How many Christians are opportunists? They want to have the best of this world, yet also the best of God’s kingdom. They want to have everything. They want to have one foot in the kingdom of God, and the other in the grave, in the hope that the foot in the kingdom will support them when the grave opens up. What kind of Christianity is this? Opportunistic! This is the dreadful thing. These Christians are self-willed. They want to do their own thing, and go their own way.

The world works in us by influencing our will and desires: “Come on, you’ve got to stand up. Be self-willed, and do your own thing. Why do you need to listen to what God tells you to do? That is not practical nowadays. There is no use trying to love everyone. If you love them, they will slap you in the face. That is not the way to live this life. This kind of Christianity is useless and not practical. We have got to be practical. By all means, be a Christian and go to church. But if any­body slaps you on the face, punch him twice. Give it back to him with interest. And if he is stronger than you, go and take lessons in kung fu and be ready to give it to him. That is wisdom!”

In our self-will, we want to have the best of everything. We say, “I like the Lord Jesus’ teaching, but sometimes it’s not very practical. So I will do my own thing. I don’t mind getting baptized so long as I can do my own thing. I’ll still be a Christian because Christians are nice people. So long as I can do my own will, that’s fine.” So the leaven of Herod comes in. Opportunists! Worldly people!

Beware of the subtle influence of the world

The Lord Jesus warns us of how the world’s influence will come into our lives. I warn you again: The slow and subtle influences of the world will break you where persecution cannot.
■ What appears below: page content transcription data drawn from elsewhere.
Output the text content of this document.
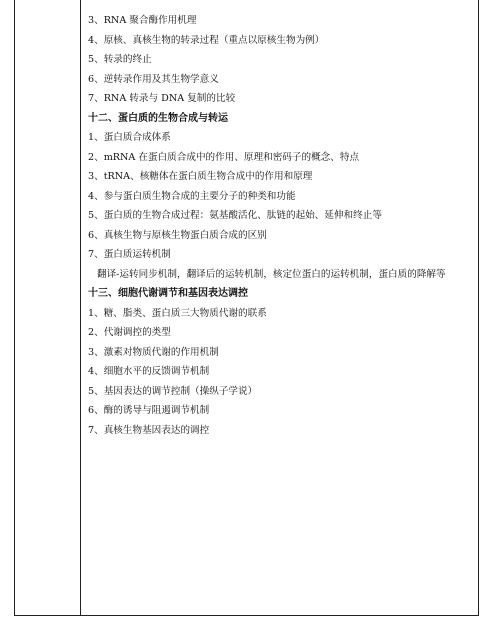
3、RNA 聚合酶作用机理
4、原核、真核生物的转录过程（重点以原核生物为例）
5、转录的终止
6、逆转录作用及其生物学意义
7、RNA 转录与 DNA 复制的比较
十二、蛋白质的生物合成与转运
1、蛋白质合成体系
2、mRNA 在蛋白质合成中的作用、原理和密码子的概念、特点
3、tRNA、核糖体在蛋白质生物合成中的作用和原理
4、参与蛋白质生物合成的主要分子的种类和功能
5、蛋白质的生物合成过程：氨基酸活化、肽链的起始、延伸和终止等
6、真核生物与原核生物蛋白质合成的区别
7、蛋白质运转机制
翻译-运转同步机制，翻译后的运转机制，核定位蛋白的运转机制，蛋白质的降解等
十三、细胞代谢调节和基因表达调控
1、糖、脂类、蛋白质三大物质代谢的联系
2、代谢调控的类型
3、激素对物质代谢的作用机制
4、细胞水平的反馈调节机制
5、基因表达的调节控制（操纵子学说）
6、酶的诱导与阻遏调节机制
7、真核生物基因表达的调控
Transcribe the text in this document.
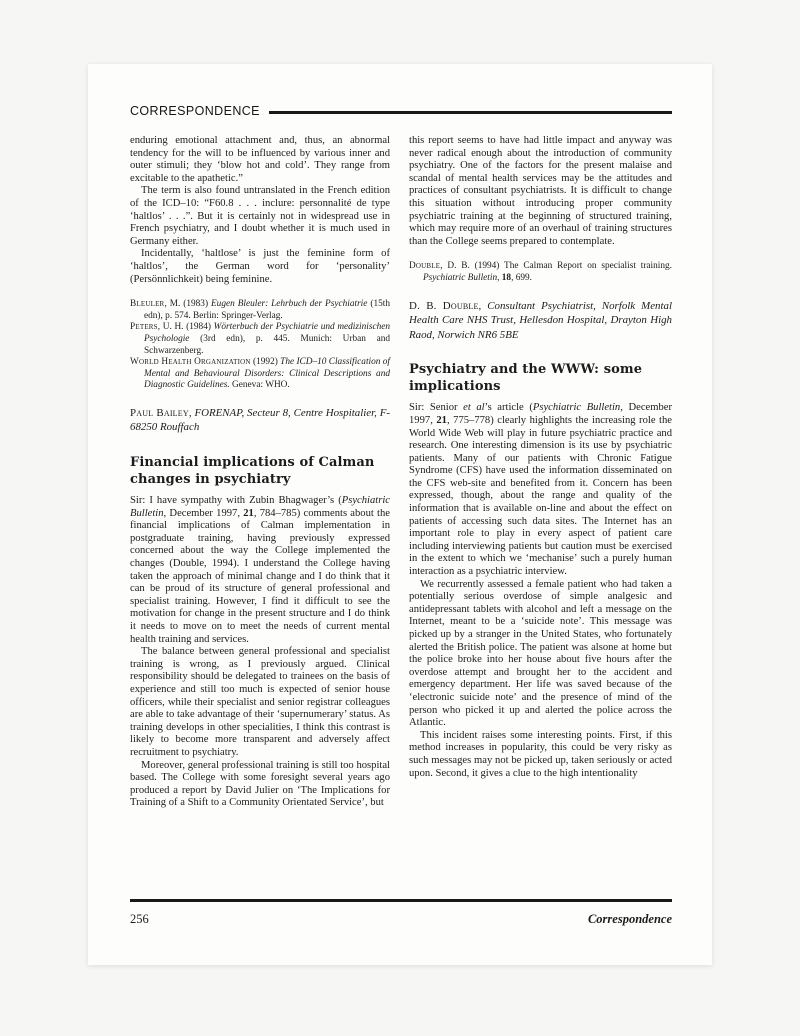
CORRESPONDENCE

enduring emotional attachment and, thus, an abnormal tendency for the will to be influenced by various inner and outer stimuli; they ‘blow hot and cold’. They range from excitable to the apathetic.”

The term is also found untranslated in the French edition of the ICD–10: “F60.8 . . . inclure: personnalité de type ‘haltlos’ . . .”. But it is certainly not in widespread use in French psychiatry, and I doubt whether it is much used in Germany either.

Incidentally, ‘haltlose’ is just the feminine form of ‘haltlos’, the German word for ‘personality’ (Persönnlichkeit) being feminine.

Bleuler, M. (1983) Eugen Bleuler: Lehrbuch der Psychiatrie (15th edn), p. 574. Berlin: Springer-Verlag.

Peters, U. H. (1984) Wörterbuch der Psychiatrie und medizinischen Psychologie (3rd edn), p. 445. Munich: Urban and Schwarzenberg.

World Health Organization (1992) The ICD–10 Classification of Mental and Behavioural Disorders: Clinical Descriptions and Diagnostic Guidelines. Geneva: WHO.

Paul Bailey, FORENAP, Secteur 8, Centre Hospitalier, F-68250 Rouffach

Financial implications of Calman changes in psychiatry

Sir: I have sympathy with Zubin Bhagwager’s (Psychiatric Bulletin, December 1997, 21, 784–785) comments about the financial implications of Calman implementation in postgraduate training, having previously expressed concerned about the way the College implemented the changes (Double, 1994). I understand the College having taken the approach of minimal change and I do think that it can be proud of its structure of general professional and specialist training. However, I find it difficult to see the motivation for change in the present structure and I do think it needs to move on to meet the needs of current mental health training and services.

The balance between general professional and specialist training is wrong, as I previously argued. Clinical responsibility should be delegated to trainees on the basis of experience and still too much is expected of senior house officers, while their specialist and senior registrar colleagues are able to take advantage of their ‘supernumerary’ status. As training develops in other specialities, I think this contrast is likely to become more transparent and adversely affect recruitment to psychiatry.

Moreover, general professional training is still too hospital based. The College with some foresight several years ago produced a report by David Julier on ‘The Implications for Training of a Shift to a Community Orientated Service’, but

this report seems to have had little impact and anyway was never radical enough about the introduction of community psychiatry. One of the factors for the present malaise and scandal of mental health services may be the attitudes and practices of consultant psychiatrists. It is difficult to change this situation without introducing proper community psychiatric training at the beginning of structured training, which may require more of an overhaul of training structures than the College seems prepared to contemplate.

Double, D. B. (1994) The Calman Report on specialist training. Psychiatric Bulletin, 18, 699.

D. B. Double, Consultant Psychiatrist, Norfolk Mental Health Care NHS Trust, Hellesdon Hospital, Drayton High Raod, Norwich NR6 5BE

Psychiatry and the WWW: some implications

Sir: Senior et al’s article (Psychiatric Bulletin, December 1997, 21, 775–778) clearly highlights the increasing role the World Wide Web will play in future psychiatric practice and research. One interesting dimension is its use by psychiatric patients. Many of our patients with Chronic Fatigue Syndrome (CFS) have used the information disseminated on the CFS web-site and benefited from it. Concern has been expressed, though, about the range and quality of the information that is available on-line and about the effect on patients of accessing such data sites. The Internet has an important role to play in every aspect of patient care including interviewing patients but caution must be exercised in the extent to which we ‘mechanise’ such a purely human interaction as a psychiatric interview.

We recurrently assessed a female patient who had taken a potentially serious overdose of simple analgesic and antidepressant tablets with alcohol and left a message on the Internet, meant to be a ‘suicide note’. This message was picked up by a stranger in the United States, who fortunately alerted the British police. The patient was alsone at home but the police broke into her house about five hours after the overdose attempt and brought her to the accident and emergency department. Her life was saved because of the ‘electronic suicide note’ and the presence of mind of the person who picked it up and alerted the police across the Atlantic.

This incident raises some interesting points. First, if this method increases in popularity, this could be very risky as such messages may not be picked up, taken seriously or acted upon. Second, it gives a clue to the high intentionality

256	Correspondence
We are not afraid of persecution, but what I am afraid of is the insidious influence of the world that draws your heart to it. “Just put in a little bit of self-will. Do you know how nice the world is? Look at this forbid­den tree, nice to the eye, good to the taste. Have a go at it.” (cf. Gen. 3:6) Or be lukewarm and let yourself be shifted. Or let doubts grow in your mind to gnaw at your faith. Or be self-willed: stand up and do your own thing. Why listen to what God tells you to do? Thus we are drawn away by the world. I beg of you to understand this.